Bölüm 64 - Kurşun

Start from the beginning
                                    

Aiden'a döndüm "Her şey için teşekkür ederim, Aiden. Sana ömür boyu borçlu kalacağım," dedi.

Hafif bir tebessümle "Ondan kaçabildiğin sürece borcunu ödenmiş sayacağım," dedi. Arabadan inip etrafı kolaçan ederek içeri girdim ve koşarak basamakları tırmanıp evimin kapısına dayandım. Anahtarım yoktu bu yüzden içerideki Aral'ın beni içeri almasından başka çarem de yoktu. 

Eklemlerimle kapıya sertçe vurup ağzımı kapıya yaklaştırdım "Aral, benim. Melek. İçeri al beni," dedim ancak içeriden herhangi bir ses gelmiyordu. Uzanıp bir kere daha vurdum "Aral, aç kapıyı," dediğinde ayak seslerini duyabiliyordum. Kapıyı aralar aralamaz yağ gibi sıyrılarak kapıdan içeri girmiş, sürgüsünü kapatmış ve hala üzerindeki anahtarla kapıyı kitleyerek sırtımı yaslayarak derin bir soluk almıştım.

Bir gözü şişmiş, kaşı ve dudağı parlamış halde birkaç santim ötemde duran Aral bana şaşkın gözlerle bakıyordu.

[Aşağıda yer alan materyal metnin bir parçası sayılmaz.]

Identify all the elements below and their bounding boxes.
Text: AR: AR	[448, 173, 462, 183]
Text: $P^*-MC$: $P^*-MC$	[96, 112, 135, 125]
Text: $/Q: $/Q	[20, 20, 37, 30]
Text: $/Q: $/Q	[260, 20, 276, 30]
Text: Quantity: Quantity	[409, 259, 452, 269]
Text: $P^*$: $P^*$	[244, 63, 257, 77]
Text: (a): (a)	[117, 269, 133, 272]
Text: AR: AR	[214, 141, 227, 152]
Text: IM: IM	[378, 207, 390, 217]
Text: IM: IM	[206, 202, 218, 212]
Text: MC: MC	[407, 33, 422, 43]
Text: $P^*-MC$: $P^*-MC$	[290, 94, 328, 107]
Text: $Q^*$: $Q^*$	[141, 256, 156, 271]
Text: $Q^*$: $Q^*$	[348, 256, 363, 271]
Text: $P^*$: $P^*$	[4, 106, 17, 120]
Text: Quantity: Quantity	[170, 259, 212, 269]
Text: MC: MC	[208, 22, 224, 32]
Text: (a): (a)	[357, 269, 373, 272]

Yutkundum. Yüzünden pek de iyi görünmese de hayattaydı ve nefes alıyordu. Bir yanım çığlıklar atarak ona sarılmak istiyordu.

Gözlerim, koyu, gözbebekleri büyümüş gözleriyle buluştuğunda irkildim "İyisin," dedim titrek sesimle.

Elini omzumun üzerinde kapıya yaslayarak yüzümü yakından inceledi. Uzanıp, eklemleri yaralı parmak uçlarıyla yanağıma dokundu "Gerçeksin," dedi.

Başımı aşağı yukarı sallarken "Gerçeğim. Biran önce çıkmamız gerek," dedim ve üzerimi değiştirmek için yatak odasına doğru yönelmişken diğer elini de kapıya yaslayarak beni küçük bir kafesin içine sıkıştırdı.

"Konuşalım," dedi donuk sesiyle.

"Konuşalım," dedim ve ellerimi iki yanıma indirerek "Ama buradan çıkmamız gerek önce," diye ekledim. Benimle ne konuşmak istediğini bilmiyordum ancak yüzümdeki endişeyi görüyordu ve kafası iyiyken benimle konuşmak istiyordu. Uyuşturucu almışken benimle ne konuşmak isteyebilirdi ki? 

"Ne konuşacağız?" diye sordum.

Ellerini yasladığı yerlerden çekip duruşunu dikleştirirken "Sakladıklarını," dedi.

Dişlerini sıktığında yanaklarındaki kaslar gerildi ve eliyle yolu gösterip önden yürürken ben de peşinden adımladım. Kaçabildiğim kadar kaçmıştım. Artık geçmişimle, affı olmayan günahlarımla yüzleşme vaktim geldiğini hissediyordum. Ölümün soğuk nefesini ensemde hissederken kaçmanın bir anlamı yoktu. Kaçabildiğim kadar kaçmıştım ve artık pes etme vaktim geldiğinden teslim olmaya hazırdım. 

Yürüdü ve küçük salonumdaki tek kenepenin üzerine otururken sehpanın ve halının üzerindeki kağıtları görebiliyordum. Zaman zaman kafamı dağıtmak için yaşadıklarıma güzel sonlar yazarak kendimi tatmin ederdim ve onları zarflara koyup üzerine o günün tarihlerini atarak stoklardım. O zarfları bulmuştu. Güldüm. Orada yazanların doğru olmadığını söylemek ve kanıtlamak uzun sürmeyecekti ancak hastane raporlarını ve ultrason fotoğrafını gördüğümde salonun ortasında kalakalmıştım. O günden sonra o dosyayı bir kez bile açmamıştım kaldı ki yazanların hepsi Çinceydi. Eğer çeviri uygulamaları bu kadar gelişmiş olmasaydı hiçbir şey öğrenemezdi.

"Ne yaptım ben sana?" diye sordu. Lakin öğrenmişti.

"Soruyor musun bir de?" diye homurdandım. Eğer o gün beni savunup benim arkamda dursaydı. Bana inansaydı bugün, bunların hiçbiri olmayacaktı.

Güldü "Seninle evlendim, önüne kimsenin sunamayacağı hatta sunmaya cesaret edemeyeceği kadar güzellikler ve zenginlik sundum. Seni sevdim," dedi.